Thread overview
inconsistent behavior of std.string.split
Aug 20, 2005
zwang
Aug 20, 2005
zwang
August 20, 2005
According to the documentation:
<spec>
char[][] split(char[] s)
    Split s[] into an array of words, using whitespace as the delimiter.

char[][] split(char[] s, char[] delim)
    Split s[] into an array of words, using delim[] as the delimiter.
</spec>

Intuitively, split(s) should be equivalent to split(s, " \t\f\r\n\v").
But the former function discards empty lines while the latter does not.
The following example demonstrates the difference.

<code>
import std.stdio;
import std.string;
void main(){
	writefln(std.string.split("0  3"," ")); //[0,,3]
	writefln(std.string.split("0  3"));     //[0,3]
	writefln(std.string.split("    "," ")); //[,,,,]
	writefln(std.string.split("    "));     //[]
}
</code>
August 20, 2005
"zwang" <nehzgnaw@gmail.com> wrote in message news:de7c7e$17au$1@digitaldaemon.com...
> According to the documentation:
> <spec>
> char[][] split(char[] s)
>     Split s[] into an array of words, using whitespace as the delimiter.
>
> char[][] split(char[] s, char[] delim)
>     Split s[] into an array of words, using delim[] as the delimiter.
> </spec>
>
> Intuitively, split(s) should be equivalent to split(s, " \t\f\r\n\v").
> But the former function discards empty lines while the latter does not.
> The following example demonstrates the difference.
>
> <code>
> import std.stdio;
> import std.string;
> void main(){
> writefln(std.string.split("0  3"," ")); //[0,,3]
> writefln(std.string.split("0  3"));     //[0,3]
> writefln(std.string.split("    "," ")); //[,,,,]
> writefln(std.string.split("    "));     //[]
> }
> </code>

Yeah, the one that takes a delimiter string should skip any zero-length strings in-between delimiters.  The whitespace one will keep skipping characters until it hits a non-whitespace one, but the delimiter one will create a new string after every delimiter, when it should just keep reading delimiters until it hits a non-delimiter sequence.


August 20, 2005
Jarrett Billingsley wrote:
> "zwang" <nehzgnaw@gmail.com> wrote in message news:de7c7e$17au$1@digitaldaemon.com...
> 
>>According to the documentation:
>><spec>
>>char[][] split(char[] s)
>>    Split s[] into an array of words, using whitespace as the delimiter.
>>
>>char[][] split(char[] s, char[] delim)
>>    Split s[] into an array of words, using delim[] as the delimiter.
>></spec>
>>
>>Intuitively, split(s) should be equivalent to split(s, " \t\f\r\n\v").
>>But the former function discards empty lines while the latter does not.
>>The following example demonstrates the difference.
>>
>><code>
>>import std.stdio;
>>import std.string;
>>void main(){
>>writefln(std.string.split("0  3"," ")); //[0,,3]
>>writefln(std.string.split("0  3"));     //[0,3]
>>writefln(std.string.split("    "," ")); //[,,,,]
>>writefln(std.string.split("    "));     //[]
>>}
>></code>
> 
> 
> Yeah, the one that takes a delimiter string should skip any zero-length strings in-between delimiters.  The whitespace one will keep skipping characters until it hits a non-whitespace one, but the delimiter one will create a new string after every delimiter, when it should just keep reading delimiters until it hits a non-delimiter sequence. 
> 
> 

Keeping zero-length strings is sometimes useful, for example, when parsing a CSV or tab-delimited file.
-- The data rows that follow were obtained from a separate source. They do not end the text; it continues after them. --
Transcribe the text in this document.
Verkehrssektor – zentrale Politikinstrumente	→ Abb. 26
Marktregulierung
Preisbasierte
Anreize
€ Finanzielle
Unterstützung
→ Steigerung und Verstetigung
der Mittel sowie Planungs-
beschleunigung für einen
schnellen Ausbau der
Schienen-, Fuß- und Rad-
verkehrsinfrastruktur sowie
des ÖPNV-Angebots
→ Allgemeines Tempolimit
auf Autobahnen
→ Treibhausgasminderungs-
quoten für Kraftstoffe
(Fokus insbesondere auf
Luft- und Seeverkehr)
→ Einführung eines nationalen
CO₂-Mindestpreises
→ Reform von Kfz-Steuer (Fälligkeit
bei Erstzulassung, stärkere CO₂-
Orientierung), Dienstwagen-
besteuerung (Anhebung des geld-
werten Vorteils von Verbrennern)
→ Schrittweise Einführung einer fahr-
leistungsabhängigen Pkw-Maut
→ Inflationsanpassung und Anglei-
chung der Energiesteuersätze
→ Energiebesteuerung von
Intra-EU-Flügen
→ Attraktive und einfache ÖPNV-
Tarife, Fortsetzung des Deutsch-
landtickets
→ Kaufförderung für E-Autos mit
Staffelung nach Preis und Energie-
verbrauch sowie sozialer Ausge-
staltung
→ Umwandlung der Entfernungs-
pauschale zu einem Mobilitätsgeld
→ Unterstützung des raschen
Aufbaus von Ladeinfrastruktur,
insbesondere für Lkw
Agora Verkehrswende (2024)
A better solution might be two versions of split that handle consecutive delimiters differently. Or another two overloaded split functions for the special case of whitespace delimiters.
August 20, 2005
"zwang" <nehzgnaw@gmail.com> wrote in message news:de7e7l$18se$1@digitaldaemon.com...
> Keeping zero-length strings is sometimes useful, for example, when parsing a CSV or tab-delimited file. A better solution might be two versions of split that handle consecutive delimiters differently. Or another two overloaded split functions for the special case of whitespace delimiter

Good point.